Dictionary entry details
Sense 1
Meaning:
A supply of food especially for a household
Classified under:
Nouns denoting foods and drinks
Hypernyms ("larder" is a kind of...):
commissariat; provender; provisions; viands; victuals (a stock or supply of foods)
Sense 2
Meaning:
A small storeroom for storing foods or wines
Classified under:
Nouns denoting man-made objects
Synonyms:
Hypernyms ("larder" is a kind of...):
storage room; storeroom; stowage (a room in which things are stored)
Hyponyms (each of the following is a kind of "larder"):
still room; stillroom (a pantry or storeroom connected with the kitchen (especially in a large house) for preparing tea and beverages and for storing liquors and preserves and tea etc)
Context examples
"Well, I like that! Where's the beef and vegetables I sent home, and the pudding you promised?" cried John, rushing to the larder.
(Little Women, by Louisa May Alcott)
The men made snowshoes, hunted fresh meat for the larder, and in the long evenings played endless games of whist and pedro.
(Love of Life and Other Stories, by Jack London)
You will excuse my apparent grossness, Mary, in venturing to bring my own larder with me.
(Rodney Stone, by Sir Arthur Conan Doyle)
'Rats and mice and such small deer,' as Shakespeare has it, 'chicken-feed of the larder' they might be called.
(Dracula, by Bram Stoker)
I was accustomed to speak of the larder when I lived with papa and mama, and I use the word almost unconsciously.
(David Copperfield, by Charles Dickens)
After welcoming their sisters, they triumphantly displayed a table set out with such cold meat as an inn larder usually affords, exclaiming, “Is not this nice?
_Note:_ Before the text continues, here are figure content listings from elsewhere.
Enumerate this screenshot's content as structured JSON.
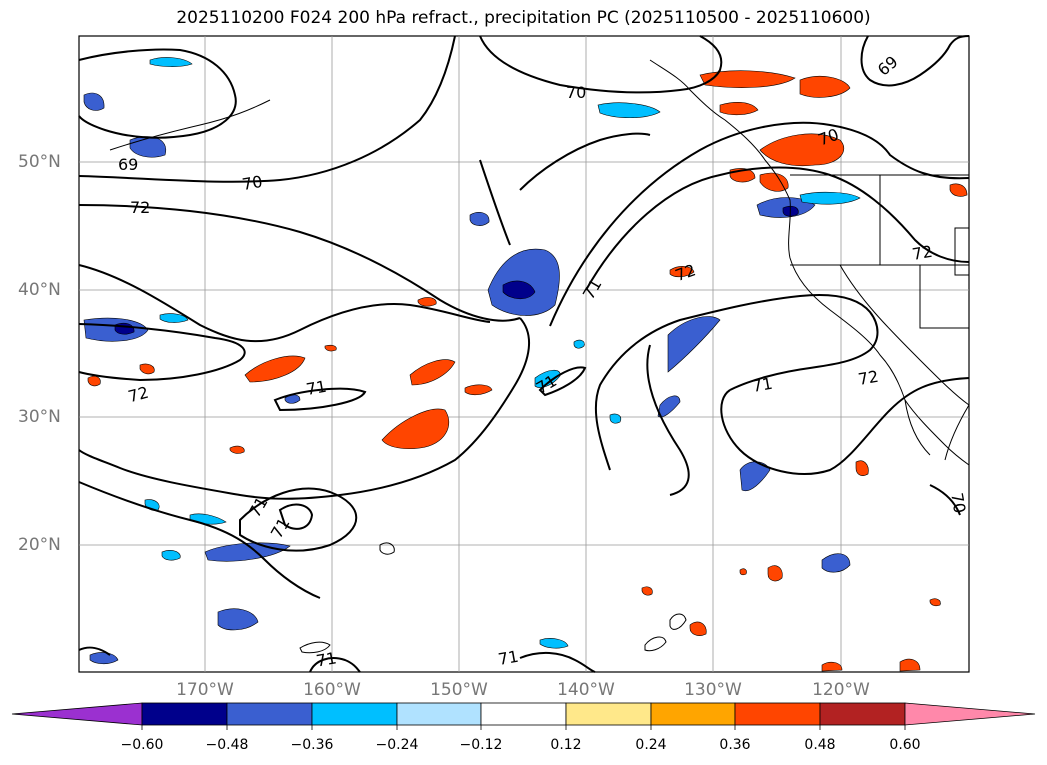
{
  "title": "2025110200 F024 200 hPa refract., precipitation PC (2025110500 - 2025110600)",
  "lat_labels": [
    "50°N",
    "40°N",
    "30°N",
    "20°N"
  ],
  "lon_labels": [
    "170°W",
    "160°W",
    "150°W",
    "140°W",
    "130°W",
    "120°W"
  ],
  "contour_labels": [
    "69",
    "70",
    "72",
    "70",
    "71",
    "72",
    "71",
    "71",
    "72",
    "71",
    "70",
    "71",
    "72",
    "71",
    "69",
    "70",
    "71",
    "71",
    "72"
  ],
  "colorbar": {
    "ticks": [
      "−0.60",
      "−0.48",
      "−0.36",
      "−0.24",
      "−0.12",
      "0.12",
      "0.24",
      "0.36",
      "0.48",
      "0.60"
    ],
    "colors": [
      "#9b30d0",
      "#00008b",
      "#3a5fd0",
      "#00bfff",
      "#b0e2ff",
      "#ffffff",
      "#ffe88a",
      "#ffa500",
      "#ff4500",
      "#b22222",
      "#ff88aa"
    ]
  }
}
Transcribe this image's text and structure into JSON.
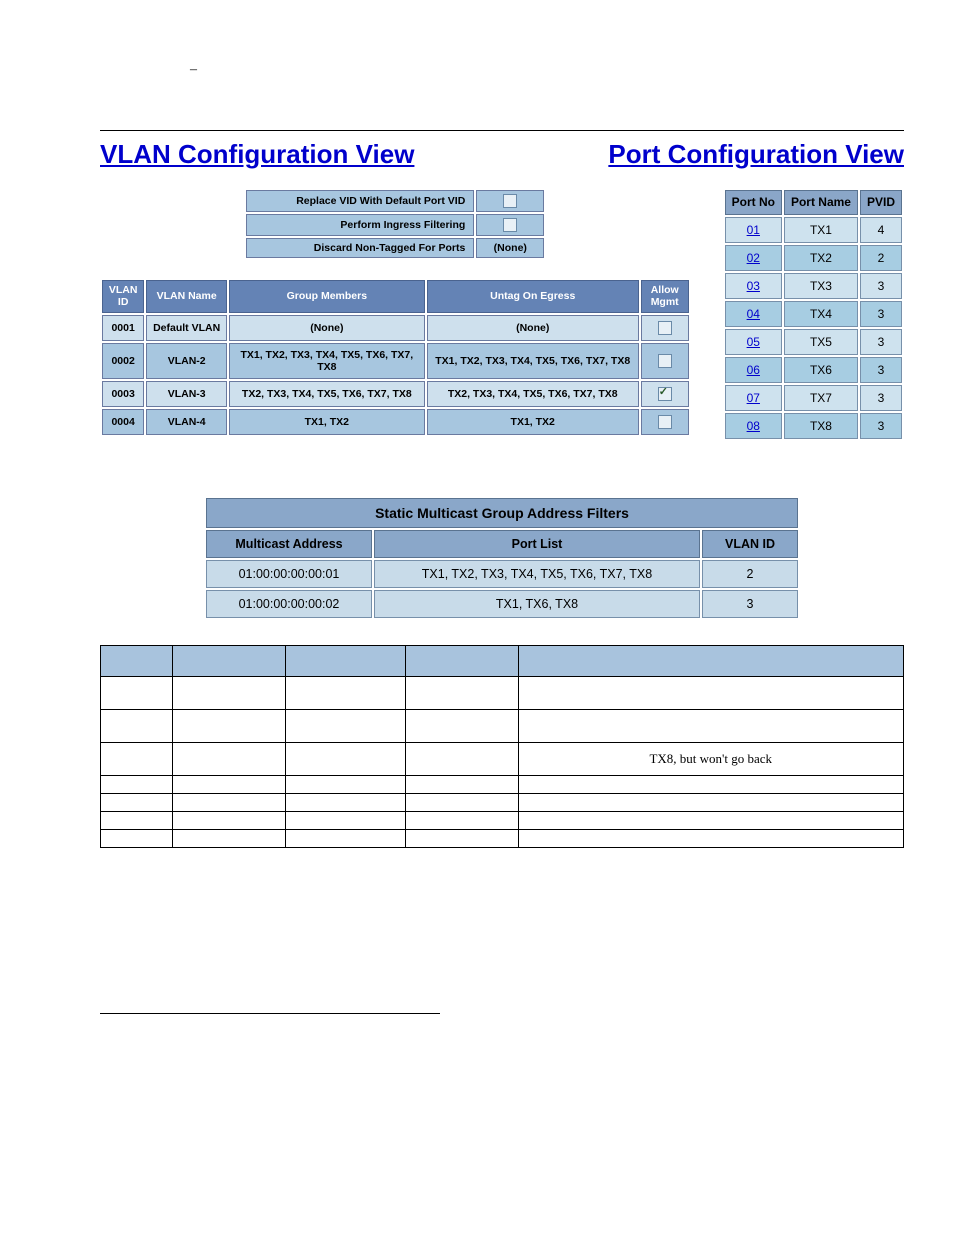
{
  "titles": {
    "vlan": "VLAN Configuration View",
    "port": "Port Configuration View"
  },
  "settings": {
    "rows": [
      {
        "label": "Replace VID With Default Port VID",
        "type": "checkbox",
        "checked": false
      },
      {
        "label": "Perform Ingress Filtering",
        "type": "checkbox",
        "checked": false
      },
      {
        "label": "Discard Non-Tagged For Ports",
        "type": "text",
        "value": "(None)"
      }
    ]
  },
  "vlanTable": {
    "headers": {
      "id": "VLAN\nID",
      "name": "VLAN\nName",
      "members": "Group\nMembers",
      "untag": "Untag On\nEgress",
      "mgmt": "Allow\nMgmt"
    },
    "rows": [
      {
        "id": "0001",
        "name": "Default VLAN",
        "members": "(None)",
        "untag": "(None)",
        "mgmt": false
      },
      {
        "id": "0002",
        "name": "VLAN-2",
        "members": "TX1, TX2, TX3, TX4, TX5, TX6, TX7, TX8",
        "untag": "TX1, TX2, TX3, TX4, TX5, TX6, TX7, TX8",
        "mgmt": false
      },
      {
        "id": "0003",
        "name": "VLAN-3",
        "members": "TX2, TX3, TX4, TX5, TX6, TX7, TX8",
        "untag": "TX2, TX3, TX4, TX5, TX6, TX7, TX8",
        "mgmt": true
      },
      {
        "id": "0004",
        "name": "VLAN-4",
        "members": "TX1, TX2",
        "untag": "TX1, TX2",
        "mgmt": false
      }
    ]
  },
  "portTable": {
    "headers": {
      "no": "Port\nNo",
      "name": "Port\nName",
      "pvid": "PVID"
    },
    "rows": [
      {
        "no": "01",
        "name": "TX1",
        "pvid": "4"
      },
      {
        "no": "02",
        "name": "TX2",
        "pvid": "2"
      },
      {
        "no": "03",
        "name": "TX3",
        "pvid": "3"
      },
      {
        "no": "04",
        "name": "TX4",
        "pvid": "3"
      },
      {
        "no": "05",
        "name": "TX5",
        "pvid": "3"
      },
      {
        "no": "06",
        "name": "TX6",
        "pvid": "3"
      },
      {
        "no": "07",
        "name": "TX7",
        "pvid": "3"
      },
      {
        "no": "08",
        "name": "TX8",
        "pvid": "3"
      }
    ]
  },
  "multicast": {
    "title": "Static Multicast Group Address Filters",
    "headers": {
      "addr": "Multicast Address",
      "ports": "Port List",
      "vid": "VLAN ID"
    },
    "rows": [
      {
        "addr": "01:00:00:00:00:01",
        "ports": "TX1, TX2, TX3, TX4, TX5, TX6, TX7, TX8",
        "vid": "2"
      },
      {
        "addr": "01:00:00:00:00:02",
        "ports": "TX1, TX6, TX8",
        "vid": "3"
      }
    ]
  },
  "lowerTable": {
    "colCount": 5,
    "rows": [
      {
        "cells": [
          "",
          "",
          "",
          "",
          ""
        ],
        "short": false
      },
      {
        "cells": [
          "",
          "",
          "",
          "",
          ""
        ],
        "short": false
      },
      {
        "cells": [
          "",
          "",
          "",
          "",
          "TX8, but won't go back"
        ],
        "short": false
      },
      {
        "cells": [
          "",
          "",
          "",
          "",
          ""
        ],
        "short": true
      },
      {
        "cells": [
          "",
          "",
          "",
          "",
          ""
        ],
        "short": true
      },
      {
        "cells": [
          "",
          "",
          "",
          "",
          ""
        ],
        "short": true
      },
      {
        "cells": [
          "",
          "",
          "",
          "",
          ""
        ],
        "short": true
      }
    ]
  },
  "colors": {
    "link": "#0000cc",
    "headerBg": "#6483b5",
    "cellBgLight": "#cee0ed",
    "cellBgDark": "#a7c6df",
    "portHeaderBg": "#8aa6c8",
    "lowerHeaderBg": "#a8c3dd"
  }
}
Is not this an agreeable surprise?”
(Pride and Prejudice, by Jane Austen)
There was driftwood, though not much, on the beach, and the sight of a coffee tin I had taken from the Ghost’s larder had given me the idea of a fire.
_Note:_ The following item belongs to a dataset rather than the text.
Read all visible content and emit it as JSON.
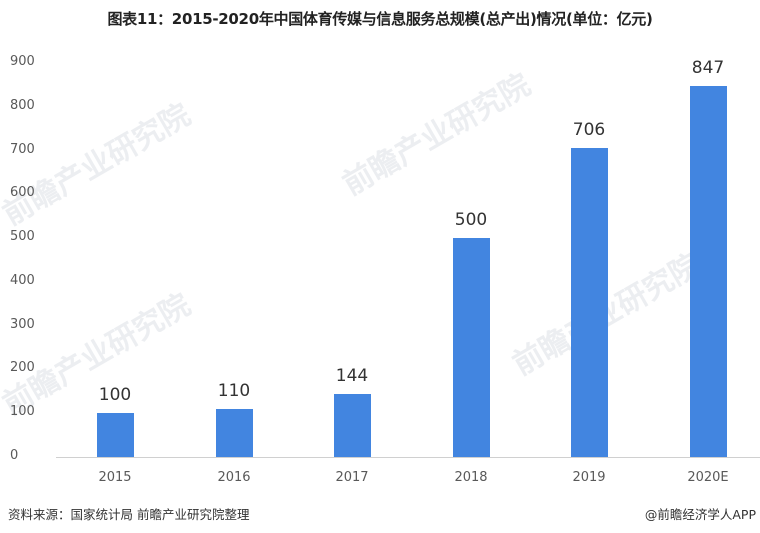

(The Sea-Wolf, by Jack London)
Threading this chaos, I at last reached the larder; there I took possession of a cold chicken, a roll of bread, some tarts, a plate or two and a knife and fork: with this booty I made a hasty retreat.
(Jane Eyre, by Charlotte Brontë)
There was plenty of food in the larder, and while Beth and Amy set the table, Meg and Jo got breakfast, wondering as they did why servants ever talked about hard work.
(Little Women, by Louisa May Alcott)
With the exception of the heel of a Dutch cheese—which is not adapted to the wants of a young family—said Mrs. Micawber, there is really not a scrap of anything in the larder.